As for the ethanol part, yes it does affect the way ALL my vehicles run & has at one point or another affected every car in my racing class. The cars start running rough, chugging during acceleration & everyone always thinks it's the fuel filter. I usually take about 4 cans of seafoam to the track each time & someone always needs one. Pour a can in & run the car for a few laps & it always clears up. Time & time again I've done this & it always works. I've been told that it's the high ethanol content in the fuel that gums up the fuel lines & injectors.

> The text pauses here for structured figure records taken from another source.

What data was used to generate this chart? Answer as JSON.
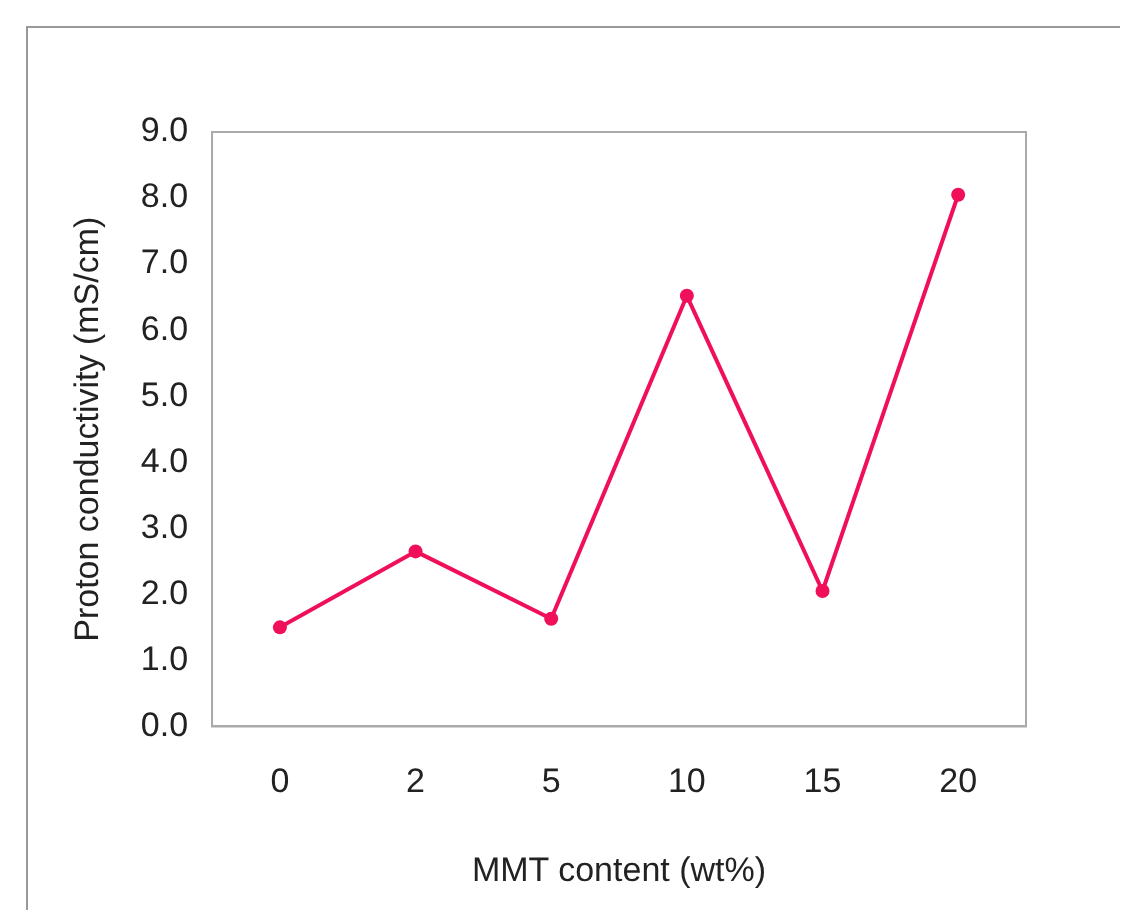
{
  "chart_data": {
    "type": "line",
    "xlabel": "MMT content (wt%)",
    "ylabel": "Proton conductivity (mS/cm)",
    "categories": [
      "0",
      "2",
      "5",
      "10",
      "15",
      "20"
    ],
    "series": [
      {
        "color": "#f0105a",
        "values": [
          1.5,
          2.65,
          1.63,
          6.52,
          2.05,
          8.05
        ]
      }
    ],
    "ylim": [
      0,
      9
    ],
    "yticks": [
      {
        "value": 0,
        "label": "0.0"
      },
      {
        "value": 1,
        "label": "1.0"
      },
      {
        "value": 2,
        "label": "2.0"
      },
      {
        "value": 3,
        "label": "3.0"
      },
      {
        "value": 4,
        "label": "4.0"
      },
      {
        "value": 5,
        "label": "5.0"
      },
      {
        "value": 6,
        "label": "6.0"
      },
      {
        "value": 7,
        "label": "7.0"
      },
      {
        "value": 8,
        "label": "8.0"
      },
      {
        "value": 9,
        "label": "9.0"
      }
    ],
    "grid": false,
    "legend": false,
    "marker": "circle",
    "line_style": "solid"
  }
}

I run higher octane gas in my car because that's what my machinist recommended. He knows way more about that stuff then me, so I don't argue with him, I just do it.

Now, the car did absolutely perfect on saturday, never went into limp mode, but my friend's car did. I did 4 things to mine, new O2, new air temp sensor, raised the back of the hood & unplugged the ABS computer. I have no idea what actually solved the problem, but I'm so very happy that the problem seems to be fixed. It appears that one of the wires for the o2 sensor got damaged & when I took the sheathing off the wires I found one that was cut in half. I have no idea when or how this happened, but the new sensor wires are zip tied out off the way, so I shouldn't have that happen again.

Thanks for everyone's help, I'm so very happy that the car is finally running correctly & I hope other people who experience this problem will find all this info as useful as I did.